Logo Les Nouvelles de la Boulangerie

Le congé parental d’éducation

Suite à la naissance ou à l’adoption d’un enfant, le père ou la mère ayant un an d’ancienneté dans l’entreprise à la date de naissance de l’enfant, ou de l’arrivée au foyer d’un enfant adopté, peut demander, avant les 3 ans de l’enfant, à bénéficier d’un congé parental d’éducation en application des articles L. 1225-47 et suivants du Code du Travail.

Demande du salarié

Pour obtenir ce congé, le salarié doit en faire la demande auprès de son employeur par lettre recommandée avec accusé de réception ou par lettre remise en main propre contre décharge.

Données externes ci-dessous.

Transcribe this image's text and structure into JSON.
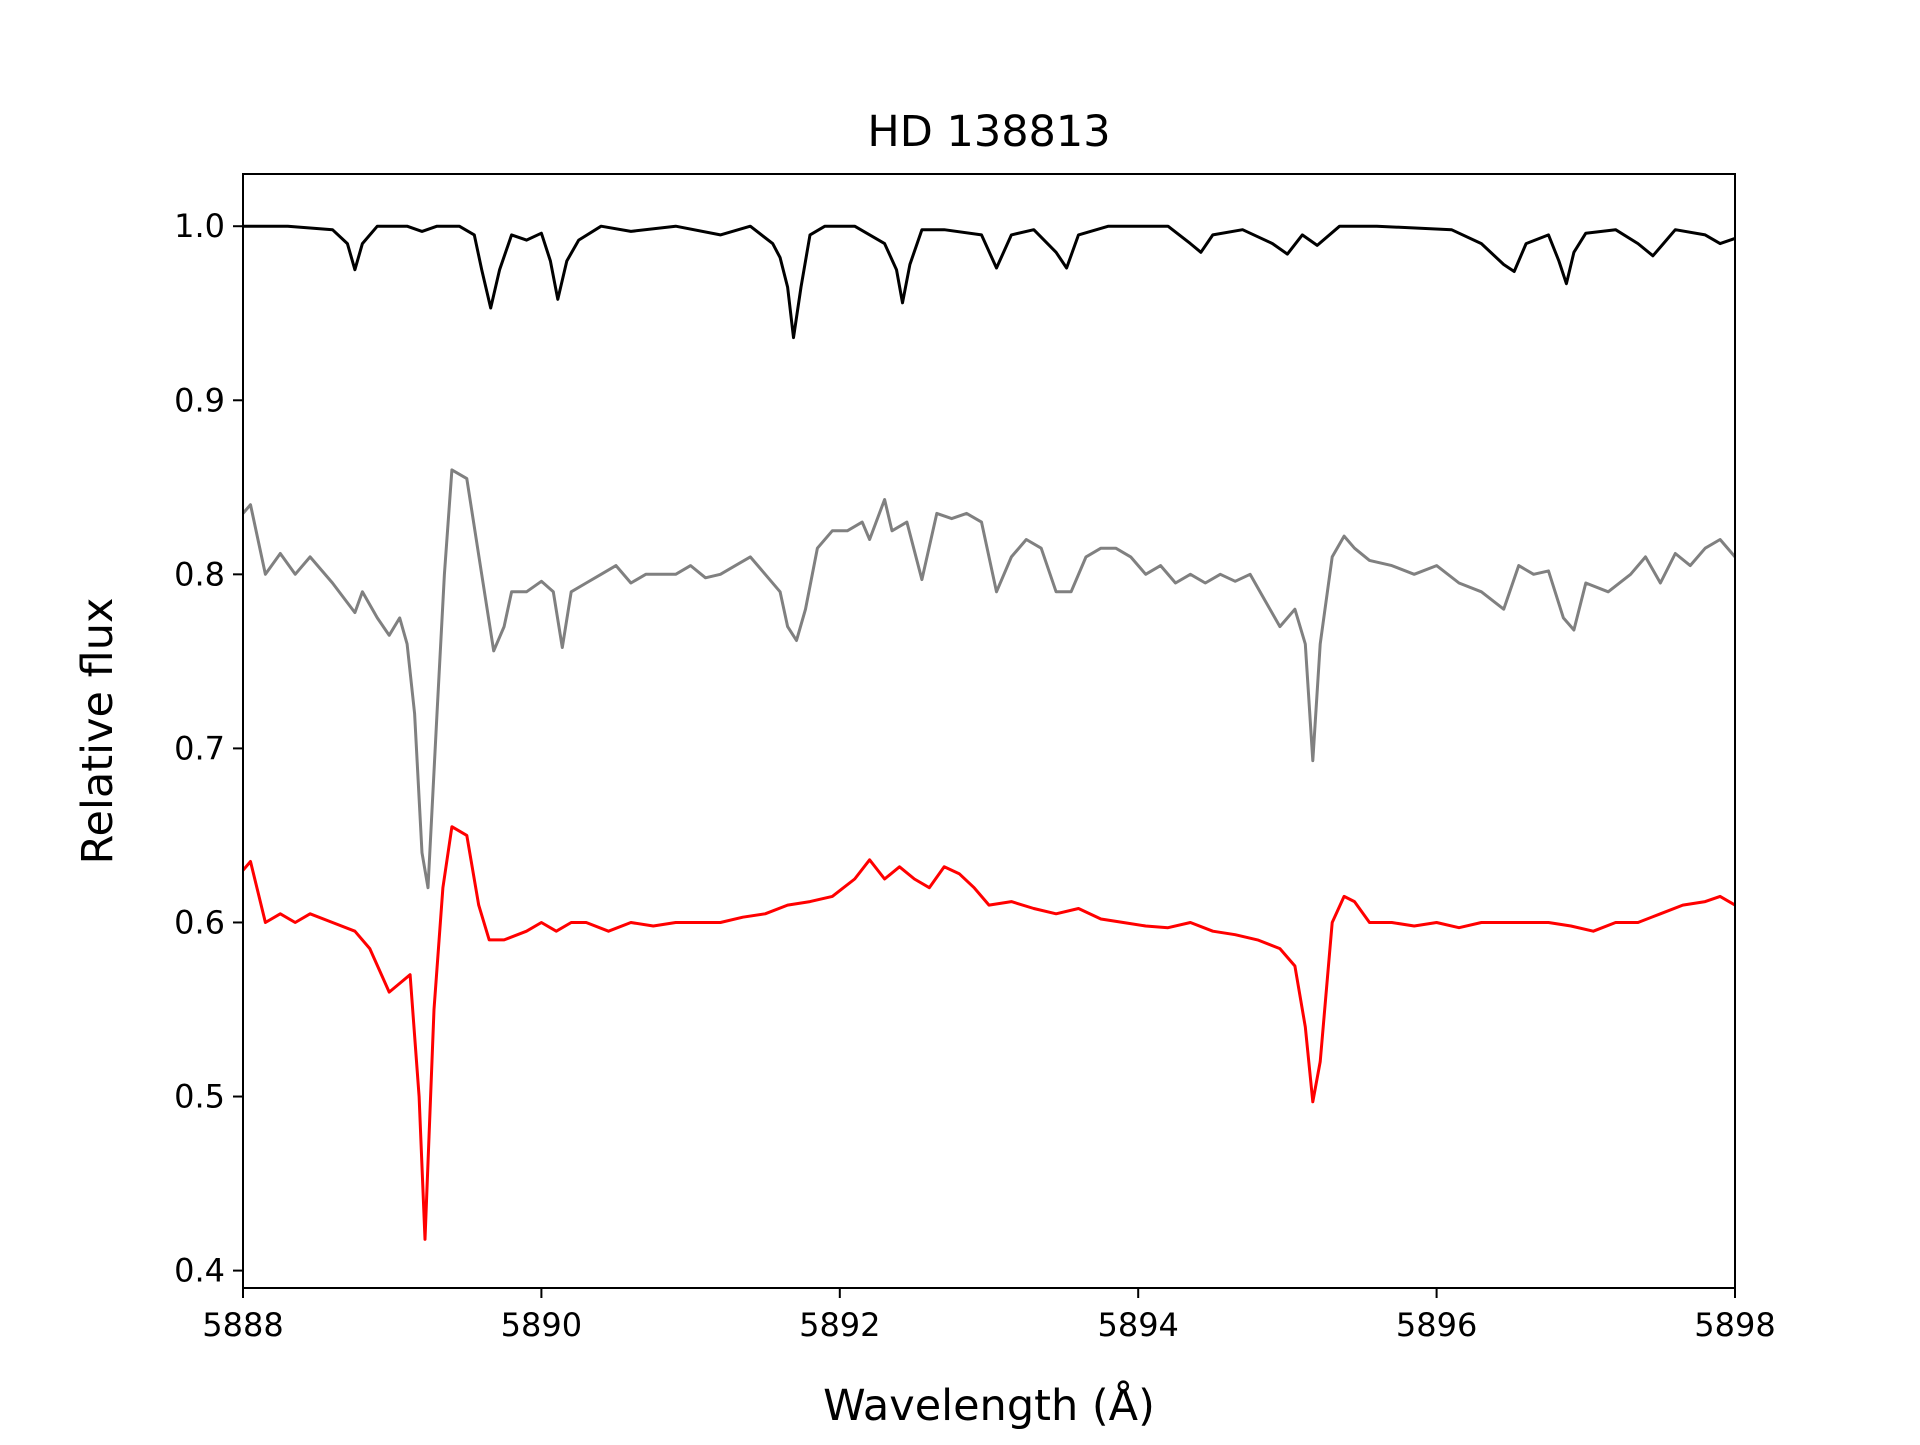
{
  "chart_data": {
    "type": "line",
    "title": "HD 138813",
    "xlabel": "Wavelength (Å)",
    "ylabel": "Relative flux",
    "xlim": [
      5888,
      5898
    ],
    "ylim": [
      0.39,
      1.03
    ],
    "xticks": [
      "5888",
      "5890",
      "5892",
      "5894",
      "5896",
      "5898"
    ],
    "yticks": [
      "0.4",
      "0.5",
      "0.6",
      "0.7",
      "0.8",
      "0.9",
      "1.0"
    ],
    "grid": false,
    "legend": "none",
    "colors": {
      "series_1": "#000000",
      "series_2": "#808080",
      "series_3": "#ff0000"
    },
    "series": [
      {
        "color": "#000000",
        "x": [
          5888.0,
          5888.3,
          5888.6,
          5888.7,
          5888.75,
          5888.8,
          5888.9,
          5889.1,
          5889.2,
          5889.3,
          5889.45,
          5889.55,
          5889.6,
          5889.66,
          5889.72,
          5889.8,
          5889.9,
          5890.0,
          5890.06,
          5890.11,
          5890.17,
          5890.25,
          5890.4,
          5890.6,
          5890.9,
          5891.2,
          5891.4,
          5891.55,
          5891.6,
          5891.65,
          5891.69,
          5891.74,
          5891.8,
          5891.9,
          5892.1,
          5892.3,
          5892.38,
          5892.42,
          5892.47,
          5892.55,
          5892.7,
          5892.95,
          5893.05,
          5893.15,
          5893.3,
          5893.45,
          5893.52,
          5893.6,
          5893.8,
          5894.2,
          5894.35,
          5894.42,
          5894.5,
          5894.7,
          5894.9,
          5895.0,
          5895.1,
          5895.2,
          5895.35,
          5895.6,
          5896.1,
          5896.3,
          5896.45,
          5896.52,
          5896.6,
          5896.75,
          5896.82,
          5896.87,
          5896.92,
          5897.0,
          5897.2,
          5897.35,
          5897.45,
          5897.52,
          5897.6,
          5897.8,
          5897.9,
          5898.0
        ],
        "y": [
          1.0,
          1.0,
          0.998,
          0.99,
          0.975,
          0.99,
          1.0,
          1.0,
          0.997,
          1.0,
          1.0,
          0.995,
          0.975,
          0.953,
          0.975,
          0.995,
          0.992,
          0.996,
          0.98,
          0.958,
          0.98,
          0.992,
          1.0,
          0.997,
          1.0,
          0.995,
          1.0,
          0.99,
          0.982,
          0.965,
          0.936,
          0.965,
          0.995,
          1.0,
          1.0,
          0.99,
          0.975,
          0.956,
          0.978,
          0.998,
          0.998,
          0.995,
          0.976,
          0.995,
          0.998,
          0.985,
          0.976,
          0.995,
          1.0,
          1.0,
          0.99,
          0.985,
          0.995,
          0.998,
          0.99,
          0.984,
          0.995,
          0.989,
          1.0,
          1.0,
          0.998,
          0.99,
          0.978,
          0.974,
          0.99,
          0.995,
          0.98,
          0.967,
          0.985,
          0.996,
          0.998,
          0.99,
          0.983,
          0.99,
          0.998,
          0.995,
          0.99,
          0.993
        ]
      },
      {
        "color": "#808080",
        "x": [
          5888.0,
          5888.05,
          5888.15,
          5888.25,
          5888.35,
          5888.45,
          5888.6,
          5888.75,
          5888.8,
          5888.9,
          5888.98,
          5889.05,
          5889.1,
          5889.15,
          5889.2,
          5889.24,
          5889.3,
          5889.35,
          5889.4,
          5889.5,
          5889.6,
          5889.68,
          5889.75,
          5889.8,
          5889.9,
          5890.0,
          5890.08,
          5890.14,
          5890.2,
          5890.3,
          5890.4,
          5890.5,
          5890.6,
          5890.7,
          5890.8,
          5890.9,
          5891.0,
          5891.1,
          5891.2,
          5891.3,
          5891.4,
          5891.5,
          5891.6,
          5891.65,
          5891.71,
          5891.77,
          5891.85,
          5891.95,
          5892.05,
          5892.15,
          5892.2,
          5892.3,
          5892.35,
          5892.45,
          5892.55,
          5892.65,
          5892.75,
          5892.85,
          5892.95,
          5893.05,
          5893.15,
          5893.25,
          5893.35,
          5893.45,
          5893.55,
          5893.65,
          5893.75,
          5893.85,
          5893.95,
          5894.05,
          5894.15,
          5894.25,
          5894.35,
          5894.45,
          5894.55,
          5894.65,
          5894.75,
          5894.85,
          5894.95,
          5895.05,
          5895.12,
          5895.17,
          5895.22,
          5895.3,
          5895.38,
          5895.45,
          5895.55,
          5895.7,
          5895.85,
          5896.0,
          5896.15,
          5896.3,
          5896.45,
          5896.55,
          5896.65,
          5896.75,
          5896.85,
          5896.92,
          5897.0,
          5897.15,
          5897.3,
          5897.4,
          5897.5,
          5897.6,
          5897.7,
          5897.8,
          5897.9,
          5898.0
        ],
        "y": [
          0.835,
          0.84,
          0.8,
          0.812,
          0.8,
          0.81,
          0.795,
          0.778,
          0.79,
          0.775,
          0.765,
          0.775,
          0.76,
          0.72,
          0.64,
          0.62,
          0.72,
          0.8,
          0.86,
          0.855,
          0.8,
          0.756,
          0.77,
          0.79,
          0.79,
          0.796,
          0.79,
          0.758,
          0.79,
          0.795,
          0.8,
          0.805,
          0.795,
          0.8,
          0.8,
          0.8,
          0.805,
          0.798,
          0.8,
          0.805,
          0.81,
          0.8,
          0.79,
          0.77,
          0.762,
          0.78,
          0.815,
          0.825,
          0.825,
          0.83,
          0.82,
          0.843,
          0.825,
          0.83,
          0.797,
          0.835,
          0.832,
          0.835,
          0.83,
          0.79,
          0.81,
          0.82,
          0.815,
          0.79,
          0.79,
          0.81,
          0.815,
          0.815,
          0.81,
          0.8,
          0.805,
          0.795,
          0.8,
          0.795,
          0.8,
          0.796,
          0.8,
          0.785,
          0.77,
          0.78,
          0.76,
          0.693,
          0.76,
          0.81,
          0.822,
          0.815,
          0.808,
          0.805,
          0.8,
          0.805,
          0.795,
          0.79,
          0.78,
          0.805,
          0.8,
          0.802,
          0.775,
          0.768,
          0.795,
          0.79,
          0.8,
          0.81,
          0.795,
          0.812,
          0.805,
          0.815,
          0.82,
          0.81
        ],
        "display_offset": 0
      },
      {
        "color": "#ff0000",
        "x": [
          5888.0,
          5888.05,
          5888.15,
          5888.25,
          5888.35,
          5888.45,
          5888.6,
          5888.75,
          5888.85,
          5888.98,
          5889.05,
          5889.12,
          5889.18,
          5889.22,
          5889.28,
          5889.34,
          5889.4,
          5889.5,
          5889.58,
          5889.65,
          5889.75,
          5889.9,
          5890.0,
          5890.1,
          5890.2,
          5890.3,
          5890.45,
          5890.6,
          5890.75,
          5890.9,
          5891.05,
          5891.2,
          5891.35,
          5891.5,
          5891.65,
          5891.8,
          5891.95,
          5892.1,
          5892.2,
          5892.3,
          5892.4,
          5892.5,
          5892.6,
          5892.7,
          5892.8,
          5892.9,
          5893.0,
          5893.15,
          5893.3,
          5893.45,
          5893.6,
          5893.75,
          5893.9,
          5894.05,
          5894.2,
          5894.35,
          5894.5,
          5894.65,
          5894.8,
          5894.95,
          5895.05,
          5895.12,
          5895.17,
          5895.22,
          5895.3,
          5895.38,
          5895.45,
          5895.55,
          5895.7,
          5895.85,
          5896.0,
          5896.15,
          5896.3,
          5896.45,
          5896.6,
          5896.75,
          5896.9,
          5897.05,
          5897.2,
          5897.35,
          5897.5,
          5897.65,
          5897.8,
          5897.9,
          5898.0
        ],
        "y": [
          0.63,
          0.635,
          0.6,
          0.605,
          0.6,
          0.605,
          0.6,
          0.595,
          0.585,
          0.56,
          0.565,
          0.57,
          0.5,
          0.418,
          0.55,
          0.62,
          0.655,
          0.65,
          0.61,
          0.59,
          0.59,
          0.595,
          0.6,
          0.595,
          0.6,
          0.6,
          0.595,
          0.6,
          0.598,
          0.6,
          0.6,
          0.6,
          0.603,
          0.605,
          0.61,
          0.612,
          0.615,
          0.625,
          0.636,
          0.625,
          0.632,
          0.625,
          0.62,
          0.632,
          0.628,
          0.62,
          0.61,
          0.612,
          0.608,
          0.605,
          0.608,
          0.602,
          0.6,
          0.598,
          0.597,
          0.6,
          0.595,
          0.593,
          0.59,
          0.585,
          0.575,
          0.54,
          0.497,
          0.52,
          0.6,
          0.615,
          0.612,
          0.6,
          0.6,
          0.598,
          0.6,
          0.597,
          0.6,
          0.6,
          0.6,
          0.6,
          0.598,
          0.595,
          0.6,
          0.6,
          0.605,
          0.61,
          0.612,
          0.615,
          0.61
        ]
      }
    ]
  }
}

Cette demande doit être faite soit au moins un mois avant la fin du congé maternité si l’on souhaite que le congé parental suive immédiatement le congé maternité, soit deux mois avant le début du congé parental dans les autres cas.

Un employeur ne peut refuser la demande de congé parental, sauf si les délais précédents n’ont pas été respectés par le salarié.

La demande du salarié doit préciser si le congé parental souhaité est à temps plein ou à temps partiel (d’au moins seize heures hebdomadaires), la date de début du congé et sa durée.

Durée du congé

 La durée initiale du congé est limitée à un an au maximum. Il peut ensuite être renouvelé deux fois jusqu’au 3èmeanniversaire de l’enfant. La demande de renouvellement doit également être faite par lettre recommandée avec accusé de réception, un mois avant le terme initial du congé.

 Le salarié n’a pas le droit d’exercer une autre activité professionnelle pendant la durée du congé parental, à l’exception de celle d’assistante maternelle.

Pendant la durée du congé parental, l’employeurn’a pas à verser de rémunération, mais le salarié peut bénéficier d’une allocation de la caisse d’allocations familiales s’il a travaillé au moins deux ans, consécutifs ou non, au cours des cinq dernières années.

Pendant la durée du congé parental, le contrat de travail du salarié est suspendu et n’est pas assimilé à une période de travail effectif pour les droits à congés payés. Par contre la durée du congé parental d’éducation est prise en compte pour moitié pour la détermination des droits liés à l’ancienneté.

Le salarié en congé parental ne bénéficie pas d’une protection particulière et peut faire l’objet d’un licenciement dans la mesure où le motif du licenciement n’est pas lié au congé parental.

Pour toute précision complémentaire, n’hésitez pas à consulter votre groupement professionnel départemental.


Témoignage

Pierre Dauge, spécialisé en droit social au Syndicat du Grand Paris 

« Il est important de connaître avec certitude la fin du congé de maternité »

Lorsque la ou le salarié(e) a l’ancienneté requise et présente sa demande de congé parental d’éducation (CPE) dans les délais, celui-ci est de droit. Il est donc important pour l’employeur de s’assurer des dates du congé maternité. Pour cela, il peut soit demander un certificat médical comportant la date présumée de l’accouchement, si l’on est sûr du nombre d’enfants que le ou la salarié(e) a déjà, soit, ce qui est encore mieux, un document de la CAF qui va clairement indiquer la date de début et de la fin de la maternité. Connaître avec certitude la date de la fin du congé maternité permet ainsi de gérer efficacement un congé d’éducation parental. Par ailleurs, quand, à l’issue du CPE, on sent la salariée réticente à reprendre son travail, mieux vaut ouvrir le dialogue, quitte à négocier une rupture conventionnelle, car cela permet de savoir ce qui se passe et de prendre les mesures nécessaires pour la remplacer.